History is at a discount in this film and the community film-maker’s rationale is to defend and explicate the culture rather than talk up the origins and persistence of it. Although one of the participants refutes the notion that Travellers were people displaced by the Great Famine (the linguistic and DNA evidence points to much earlier, perhaps 1000 years ago), there is an historical vagueness about the origins of the community in this film.

The cinematographers focus on interiors of trailers and their furnishing and decoration. The image created is of surprisingly modern and comfortable living quarters, featuring soft leather couches, widescreen TVs, and much in the way of religious paraphernalia, clocks and china ornaments. Joe Casey, a wagon maker, talks about how the wagons are used and how decorative customised brushwork unique to each vehicle adds to their value and interest at fairs and markets. There was a disconnect: although interiors of mobile homes looked modern, the featured exteriors were of an older era and were horse-drawn, when many are probably drawn by modern cars. The film is undoubtedly guilty of some romanticisation of the lifestyle. 
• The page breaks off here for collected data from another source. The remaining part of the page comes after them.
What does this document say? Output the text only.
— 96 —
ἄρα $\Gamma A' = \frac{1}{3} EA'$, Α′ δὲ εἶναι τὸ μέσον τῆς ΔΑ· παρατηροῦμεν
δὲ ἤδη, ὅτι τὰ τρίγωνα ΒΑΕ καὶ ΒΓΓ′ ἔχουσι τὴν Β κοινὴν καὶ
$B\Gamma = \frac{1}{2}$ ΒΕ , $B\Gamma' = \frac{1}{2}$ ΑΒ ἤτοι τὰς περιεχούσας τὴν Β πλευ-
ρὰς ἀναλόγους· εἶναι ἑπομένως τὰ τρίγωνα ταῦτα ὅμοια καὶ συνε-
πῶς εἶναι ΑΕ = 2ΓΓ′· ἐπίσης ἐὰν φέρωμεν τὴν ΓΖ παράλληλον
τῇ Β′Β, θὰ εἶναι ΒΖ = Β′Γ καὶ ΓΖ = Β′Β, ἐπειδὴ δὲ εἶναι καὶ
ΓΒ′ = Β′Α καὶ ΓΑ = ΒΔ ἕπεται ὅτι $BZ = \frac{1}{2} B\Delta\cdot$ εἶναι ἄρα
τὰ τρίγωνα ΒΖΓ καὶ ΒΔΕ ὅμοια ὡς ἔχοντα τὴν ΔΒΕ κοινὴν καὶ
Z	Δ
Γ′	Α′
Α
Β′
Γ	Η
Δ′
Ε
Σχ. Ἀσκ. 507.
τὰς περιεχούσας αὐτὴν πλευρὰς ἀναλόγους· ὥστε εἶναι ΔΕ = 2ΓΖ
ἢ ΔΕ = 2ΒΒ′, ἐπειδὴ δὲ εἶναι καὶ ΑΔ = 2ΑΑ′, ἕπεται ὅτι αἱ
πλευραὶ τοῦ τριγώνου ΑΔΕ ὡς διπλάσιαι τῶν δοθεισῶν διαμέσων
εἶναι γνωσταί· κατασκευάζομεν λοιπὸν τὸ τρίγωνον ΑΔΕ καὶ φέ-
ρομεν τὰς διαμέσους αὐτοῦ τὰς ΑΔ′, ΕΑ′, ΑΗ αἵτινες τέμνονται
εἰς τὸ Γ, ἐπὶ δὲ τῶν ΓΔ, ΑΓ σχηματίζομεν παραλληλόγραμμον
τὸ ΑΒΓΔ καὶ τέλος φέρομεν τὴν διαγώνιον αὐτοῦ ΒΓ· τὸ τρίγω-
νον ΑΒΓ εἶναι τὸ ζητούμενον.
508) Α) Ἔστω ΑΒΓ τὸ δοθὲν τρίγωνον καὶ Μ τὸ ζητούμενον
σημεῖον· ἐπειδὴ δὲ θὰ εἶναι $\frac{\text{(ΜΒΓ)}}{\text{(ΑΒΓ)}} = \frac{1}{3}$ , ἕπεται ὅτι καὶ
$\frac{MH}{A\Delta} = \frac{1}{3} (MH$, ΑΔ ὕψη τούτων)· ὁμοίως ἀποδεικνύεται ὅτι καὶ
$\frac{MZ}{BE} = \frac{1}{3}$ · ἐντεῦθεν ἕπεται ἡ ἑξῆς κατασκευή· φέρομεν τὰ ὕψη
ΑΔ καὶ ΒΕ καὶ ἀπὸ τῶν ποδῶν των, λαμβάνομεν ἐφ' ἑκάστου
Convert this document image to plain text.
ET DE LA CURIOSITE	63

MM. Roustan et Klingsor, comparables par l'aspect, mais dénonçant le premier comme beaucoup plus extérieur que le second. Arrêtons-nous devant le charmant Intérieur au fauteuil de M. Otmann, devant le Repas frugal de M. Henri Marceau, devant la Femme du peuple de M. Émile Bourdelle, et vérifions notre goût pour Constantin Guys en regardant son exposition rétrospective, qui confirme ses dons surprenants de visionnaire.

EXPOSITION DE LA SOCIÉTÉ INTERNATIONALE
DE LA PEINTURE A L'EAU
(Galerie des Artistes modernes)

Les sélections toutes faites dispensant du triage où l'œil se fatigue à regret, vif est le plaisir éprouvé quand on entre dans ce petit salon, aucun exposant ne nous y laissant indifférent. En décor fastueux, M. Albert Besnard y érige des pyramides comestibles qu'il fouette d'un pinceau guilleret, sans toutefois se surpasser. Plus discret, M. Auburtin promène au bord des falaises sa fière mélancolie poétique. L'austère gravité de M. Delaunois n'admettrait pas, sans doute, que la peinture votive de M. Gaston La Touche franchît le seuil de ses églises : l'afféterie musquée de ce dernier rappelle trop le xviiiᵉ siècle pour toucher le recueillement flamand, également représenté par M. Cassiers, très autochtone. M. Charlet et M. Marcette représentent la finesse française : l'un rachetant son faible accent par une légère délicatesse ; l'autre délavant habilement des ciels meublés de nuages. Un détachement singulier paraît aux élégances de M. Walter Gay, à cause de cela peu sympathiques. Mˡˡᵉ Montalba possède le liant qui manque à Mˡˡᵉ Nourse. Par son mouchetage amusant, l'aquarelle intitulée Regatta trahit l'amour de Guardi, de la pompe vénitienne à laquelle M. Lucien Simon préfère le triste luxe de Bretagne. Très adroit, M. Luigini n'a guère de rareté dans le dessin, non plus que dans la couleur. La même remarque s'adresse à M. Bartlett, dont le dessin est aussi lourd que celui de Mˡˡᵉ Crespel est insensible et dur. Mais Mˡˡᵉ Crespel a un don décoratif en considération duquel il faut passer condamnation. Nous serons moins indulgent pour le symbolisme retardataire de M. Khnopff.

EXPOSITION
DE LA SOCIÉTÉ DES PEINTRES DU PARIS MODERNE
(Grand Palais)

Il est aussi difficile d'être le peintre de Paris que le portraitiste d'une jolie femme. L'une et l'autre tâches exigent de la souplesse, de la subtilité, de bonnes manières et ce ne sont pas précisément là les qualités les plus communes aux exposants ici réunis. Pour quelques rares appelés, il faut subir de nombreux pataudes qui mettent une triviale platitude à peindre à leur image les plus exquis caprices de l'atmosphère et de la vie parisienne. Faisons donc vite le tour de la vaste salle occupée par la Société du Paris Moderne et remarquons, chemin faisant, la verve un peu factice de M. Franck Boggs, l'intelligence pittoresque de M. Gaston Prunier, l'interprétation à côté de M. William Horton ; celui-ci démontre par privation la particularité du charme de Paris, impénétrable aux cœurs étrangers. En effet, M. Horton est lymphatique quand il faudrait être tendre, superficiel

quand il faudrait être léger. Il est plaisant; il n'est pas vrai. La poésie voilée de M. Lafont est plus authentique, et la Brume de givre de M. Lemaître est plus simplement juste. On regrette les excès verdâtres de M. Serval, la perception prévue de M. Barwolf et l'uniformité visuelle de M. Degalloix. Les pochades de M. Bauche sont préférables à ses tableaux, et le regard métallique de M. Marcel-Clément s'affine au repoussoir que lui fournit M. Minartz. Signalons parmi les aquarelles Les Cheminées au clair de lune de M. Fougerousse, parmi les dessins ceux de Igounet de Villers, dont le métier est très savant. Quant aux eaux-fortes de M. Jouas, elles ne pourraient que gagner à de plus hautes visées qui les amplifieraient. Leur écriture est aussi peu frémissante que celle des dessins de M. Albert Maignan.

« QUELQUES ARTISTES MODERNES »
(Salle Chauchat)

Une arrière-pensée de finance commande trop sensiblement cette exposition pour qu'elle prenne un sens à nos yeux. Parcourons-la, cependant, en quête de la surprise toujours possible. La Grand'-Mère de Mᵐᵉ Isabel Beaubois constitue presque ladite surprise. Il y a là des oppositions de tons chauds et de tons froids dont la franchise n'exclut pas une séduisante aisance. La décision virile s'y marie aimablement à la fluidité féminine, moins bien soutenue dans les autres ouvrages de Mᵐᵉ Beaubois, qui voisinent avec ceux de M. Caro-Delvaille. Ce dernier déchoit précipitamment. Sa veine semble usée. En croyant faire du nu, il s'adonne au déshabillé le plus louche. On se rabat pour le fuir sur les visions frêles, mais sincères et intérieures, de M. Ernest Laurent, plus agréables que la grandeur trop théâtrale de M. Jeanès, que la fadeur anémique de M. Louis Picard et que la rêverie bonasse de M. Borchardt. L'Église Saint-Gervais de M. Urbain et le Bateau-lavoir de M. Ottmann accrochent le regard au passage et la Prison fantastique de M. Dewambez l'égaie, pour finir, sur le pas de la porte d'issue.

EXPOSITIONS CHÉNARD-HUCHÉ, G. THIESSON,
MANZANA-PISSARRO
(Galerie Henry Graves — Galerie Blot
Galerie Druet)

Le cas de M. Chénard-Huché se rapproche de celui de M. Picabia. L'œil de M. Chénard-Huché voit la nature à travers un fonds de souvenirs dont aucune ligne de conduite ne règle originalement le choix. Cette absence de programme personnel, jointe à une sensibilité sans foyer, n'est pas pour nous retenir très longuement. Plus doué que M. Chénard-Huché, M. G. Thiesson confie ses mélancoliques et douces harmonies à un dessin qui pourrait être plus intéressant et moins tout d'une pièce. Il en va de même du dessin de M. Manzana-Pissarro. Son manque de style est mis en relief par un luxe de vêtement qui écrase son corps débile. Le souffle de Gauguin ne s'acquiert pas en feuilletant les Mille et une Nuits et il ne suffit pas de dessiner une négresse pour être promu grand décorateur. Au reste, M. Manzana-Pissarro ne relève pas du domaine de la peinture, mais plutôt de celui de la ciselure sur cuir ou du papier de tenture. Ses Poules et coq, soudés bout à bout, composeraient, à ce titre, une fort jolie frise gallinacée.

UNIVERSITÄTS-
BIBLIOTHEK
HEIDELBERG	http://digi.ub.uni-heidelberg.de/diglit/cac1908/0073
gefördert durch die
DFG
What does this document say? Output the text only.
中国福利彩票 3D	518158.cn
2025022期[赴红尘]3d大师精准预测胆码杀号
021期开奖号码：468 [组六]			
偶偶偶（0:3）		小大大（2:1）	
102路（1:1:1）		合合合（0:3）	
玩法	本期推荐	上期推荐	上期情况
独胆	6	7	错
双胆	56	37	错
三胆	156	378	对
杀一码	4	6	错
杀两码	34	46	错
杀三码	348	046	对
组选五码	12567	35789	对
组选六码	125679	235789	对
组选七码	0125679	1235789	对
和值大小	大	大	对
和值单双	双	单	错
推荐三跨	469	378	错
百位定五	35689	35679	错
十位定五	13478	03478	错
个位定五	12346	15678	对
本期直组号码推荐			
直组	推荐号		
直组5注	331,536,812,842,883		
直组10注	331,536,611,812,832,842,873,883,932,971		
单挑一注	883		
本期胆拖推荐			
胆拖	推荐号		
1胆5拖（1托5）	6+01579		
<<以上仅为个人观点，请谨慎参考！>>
Traveller professional activities (tin-smithery, elaborate paper flower-making, their recycling and renovation practices and aversion to waste, horse-breaking and working) are also shown, as is the symbiosis between and interdependence of settler and nomadic cultures. An astonishing example of this is the nun who provided food for more than one family for months.

In a nod to the possible air-brushing of Traveller life-styles, there is a postscript which airs in a light-hearted and genial way some of the dissident views of participants. 

This film was of interest to me because of the parallels with what I know of one Australian culture (Yanyuwa culture in the remote Carpentaria area of the Northern Territory) who have very successfully commandeered film-making and powerful ethnography. Some of the issues are very similar, and it is a revelation that such systemic discrimination can occur without very obvious physical markers of racial or even religious difference from the mainstream. Like our First Nations people, these Irish travelling people have to work hard to have their culture valued by an often-unfriendly wider culture. To enjoy cultural appreciation is undoubtedly in the interests of both ethnicities and their mental health and well-being. Minceir is an enlightening political cooption of ethnography and cinema to defend an embattled community. I sometimes wished it was less air-brushed but also understand the imperative of building up the confidence of the younger generation and especially those entering adulthood.

Frances Devlin-Glass

Frances is a member of the Tinteán collective, and was drawn to view this film because of her long engagement with Yanyuwa people of the Gulf of Carpentaria (Northern Territory).